Les superstars fondatrices d’Image avaient créé un magnifique jardin d’enfants. Leurs personnages avaient de l’allure, impossible de ne pas le reconnaître. Mais à peine trois ans après ce lancement retentissant, chaque teenager pouvait s’apercevoir qu’une fois passé le jeu qui consistait à reconnaître les emprunts aux deux grandes maisons « d’en face », les créateurs originaux n’avaient pas été en mesure de nourrir – voire de dépasser – leurs premiers concepts. Avec la direction initiée par Alan Moore, les WildC.A.T.s cessaient de n’être que des pin-ups, des prétextes à splash-pages. C’est là probablement le mérite premier de ces épisodes, quelque peu décousus en termes de qualité artistique, mais truculents dans leur construction et leurs dialogues. Soutenu par un bon travail éditorial de Panini Comics, et au-delà du divertissement, ce story-arc trouve aujourd’hui une résonance inédite pour qui souhaite comprendre l’histoire plus large d’Image Comics.

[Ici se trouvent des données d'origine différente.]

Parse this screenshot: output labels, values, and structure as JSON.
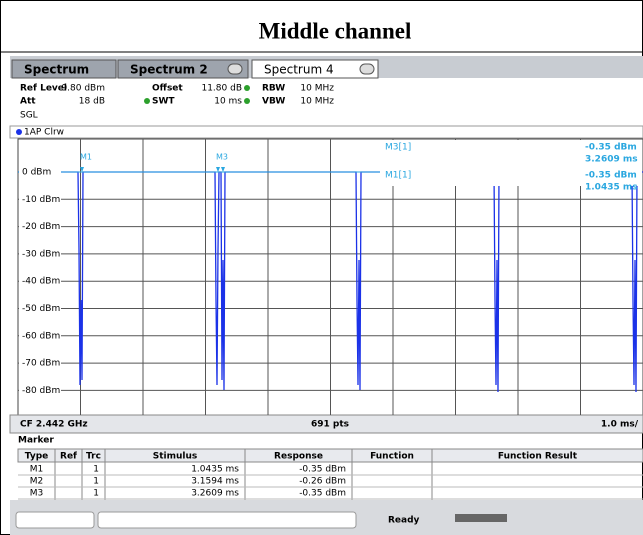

[Nicolas Lambret]« Alan Moore WildC.A.T.s – Monde des Origines / Guerre des Gangs », par Alan Moore (scénario), Travis Charest, Kevin Maguire, Ryan Benjamin, Dave Johnson, Kevin Nowlan, Scott Clark, Aron Wiesenfeld, Jim Lee, Mat Broome, Pat Lee, Rob Stotz (dessin), Panini Comics, Coll. Wildstorm Anthologie, sept. 2009 et août 2010, 150 et 200 p.
Sur cette série, Alan Moore a commis la même erreur que d’autres scénaristes sur les autres séries IMAGE (Cyberforce, Ascension…).
Toutes ces séries étant basé sur l’opposition avec un seul ennemi bien défini (là où les groupes Marvel et DC en ont toujours eu plusieurs) et une fois cet ennemi vaincu, le combat des héros (et leur raison même d’exister) n’a plus de sens…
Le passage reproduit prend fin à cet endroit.